Sew Blessed Maw [Judy] said...

Terri, what a wonderful post. and how sweet of Samuel to call you and honor you with his wonderful rememberance of you and how you saved and gave to your family.
We too were very poor ,when raising our two children. We had to really scrimp and save to make it from one pay day to the next . I always felt sad, that I couldn't dress and do for my children,like I wanted to.. But, as they sit around and talk during their visits, they seem to have fond memories of their upbringing.
Our roast also got made into hash.. The grown kids still love it.ha
Seasoned life...such a wonderful title. Thank you for sharing.

Crystal H. in Nevada said...

I never knew how poor we were until I grew up. Mom made all our clothes. I always started school with 3 dresses. Never had more than two pairs of shoes. The ones that were so worn they were falling apart for play and the school shoes. We lived in a 750 square foot house - 3 kids and two adults. Never cluttered or messy. Don't know when mom cleaned or paid bills never really saw that happen. Always had food but then a lot of it was grown on our property (so many different fruits and veggies plus chickens and rabbits for meat and eggs) or traded/ bartered with neighbors for milk, walnuts, etc... what ever we didn't grow or raise.

Christmas mom must of bought small things all year long. Seemed like lots of present but when I think back on it it was stuff like a bottle of nail polish or a pair of nylons. I raised my two boys on a very limited income too but always tried to make things fun for them. Cooked from scratch most every day even when I worked 2+ jobs. They both have many fond memories of childhood things we did.

True that the best things in life are not always bought. Sometimes it's the time and effort spent. Oh, and the Love. Always the Love.

Anonymous said...

What a nice post. From reading all the comments, it sounds like most were in the same boat. Both my hubby and I were raised in families that had lots of love but not lots of cash. Our mothers sewed and cooked from scratch and gardened and canned. I can't remember ever wanting for anything.
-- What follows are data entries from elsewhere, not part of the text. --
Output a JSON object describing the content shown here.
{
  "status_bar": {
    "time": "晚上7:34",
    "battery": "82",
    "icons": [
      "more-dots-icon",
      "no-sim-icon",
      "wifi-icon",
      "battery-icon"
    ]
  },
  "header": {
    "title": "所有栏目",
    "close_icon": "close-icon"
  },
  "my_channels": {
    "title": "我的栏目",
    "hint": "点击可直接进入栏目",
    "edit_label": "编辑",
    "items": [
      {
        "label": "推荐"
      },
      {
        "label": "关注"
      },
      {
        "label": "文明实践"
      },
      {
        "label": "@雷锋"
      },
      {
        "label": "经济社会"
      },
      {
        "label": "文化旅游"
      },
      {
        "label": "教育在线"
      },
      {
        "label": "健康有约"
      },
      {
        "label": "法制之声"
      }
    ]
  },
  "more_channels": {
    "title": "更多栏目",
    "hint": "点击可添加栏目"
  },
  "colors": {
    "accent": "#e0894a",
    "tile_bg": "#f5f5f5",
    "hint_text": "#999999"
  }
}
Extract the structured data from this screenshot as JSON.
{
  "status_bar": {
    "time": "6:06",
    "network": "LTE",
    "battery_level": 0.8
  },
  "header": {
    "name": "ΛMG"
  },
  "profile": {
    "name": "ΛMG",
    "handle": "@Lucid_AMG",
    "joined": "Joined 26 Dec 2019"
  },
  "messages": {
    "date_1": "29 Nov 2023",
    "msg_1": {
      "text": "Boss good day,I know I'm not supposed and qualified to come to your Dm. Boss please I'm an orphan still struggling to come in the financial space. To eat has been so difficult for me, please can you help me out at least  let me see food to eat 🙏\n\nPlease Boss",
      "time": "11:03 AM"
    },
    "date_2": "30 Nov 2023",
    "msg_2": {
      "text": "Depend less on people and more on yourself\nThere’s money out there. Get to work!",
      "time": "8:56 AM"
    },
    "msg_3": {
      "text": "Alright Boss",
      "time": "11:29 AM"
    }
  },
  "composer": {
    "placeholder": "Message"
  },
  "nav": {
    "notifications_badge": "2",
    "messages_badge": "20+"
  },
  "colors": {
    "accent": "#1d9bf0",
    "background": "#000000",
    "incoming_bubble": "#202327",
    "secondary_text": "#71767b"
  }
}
We raised our children the same way. Some of our favorite memories are the vacations we took. Hub's parents owned a little trailer that was parked at a campground about 2 hours from our home. We'd go there for a few days every summer. I cooked, we only ate maybe one meal out. There was a swimming pool on the grounds, and we toured the area. We spent almost nothing, which was just about what we could afford. A couple of years ago, we took our children and their spouses on a trip to Puerto Rico and took a cruise. It was truly a gift from God ... More wonderful memories!

When I hear stories about children being hungry, it hurts my heart. I can understand it in third world countries but here in America? I honestly wonder why. Is it just that mothers today don't know how to do or aren't willing to do what we did?

I'm glad your son gave you the tribute that he did. It's good to hear!! I've made my father cry when I thank him for all his hard work and for taking such good care of his family. He thinks he was a terrible father but we tell him over and over that he was/is a wonderful father. I have a wonderful mother too.

I, too, still economize where I can. I think it's fun. Pam

AChatOverCoffee said...

What a lovely post and a wonderful tribute to you! My heart is full from reading it and all of the memories in the comments.